I also saw a couple of excellent documentaries about equally titanic sui generis artists. I Am Not Your Negro is both an incredibly stylish film and a powerful portrait of James Baldwin, whose incisive and deeply personal writing and far-seeing commentary has increased in value exponentially since his death in 1987. Director Raoul Peck not only selects astonishing swaths of riveting footage of Baldwin speaking – casually, publicly, oratorically, fiercely, studiedly, always eloquent, even in silence – but also surrounds it with incredibly fresh, witty, devastating samples of pop culture and newsreel coverage of Baldwin’s time and our own.
Almost equally riveting are the sentences that pour out of Leonard Cohen’s mouth in Tony Palmer’s long-lost, recently restored documentary Bird on a Wire, for which the director followed the singer-songwriter around Europe during a month-long tour of Europe in 1972. This is no slick, smooth greatest hits compilation.
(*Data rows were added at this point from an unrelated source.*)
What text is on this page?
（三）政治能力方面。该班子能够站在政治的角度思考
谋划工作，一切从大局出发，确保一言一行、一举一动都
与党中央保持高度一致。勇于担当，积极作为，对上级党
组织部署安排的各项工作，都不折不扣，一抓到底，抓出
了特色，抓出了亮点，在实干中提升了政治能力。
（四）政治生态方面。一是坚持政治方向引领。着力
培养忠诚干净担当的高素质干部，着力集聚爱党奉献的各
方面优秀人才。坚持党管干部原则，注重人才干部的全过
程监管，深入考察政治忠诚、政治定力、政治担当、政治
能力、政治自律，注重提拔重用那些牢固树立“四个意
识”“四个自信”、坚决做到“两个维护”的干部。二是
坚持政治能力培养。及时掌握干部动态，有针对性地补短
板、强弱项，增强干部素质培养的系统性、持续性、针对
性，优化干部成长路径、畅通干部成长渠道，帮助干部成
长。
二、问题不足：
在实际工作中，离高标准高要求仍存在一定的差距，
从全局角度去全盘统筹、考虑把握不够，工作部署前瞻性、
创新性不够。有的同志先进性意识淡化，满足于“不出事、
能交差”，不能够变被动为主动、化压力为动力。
The tour constantly teeters on the verge of disaster, with horrible sound problems, cranky audiences, and increasingly frayed nerves among all the musicians, culminating at a final concert in Jerusalem that ends abruptly halfway through the set with Cohen and crew backstage in tears. Yet the music Palmer captures is often ethereally beautiful, with often rough and improvised variations on recorded versions of the songs. And time after time, we see Cohen speaking to the audience during shows or being asked the most inane questions by idiotic interviewed, and he comes out with all manner of direct, soulful, deep, unpredictable statements. You can watch it on Vimeo here, and I hope you will.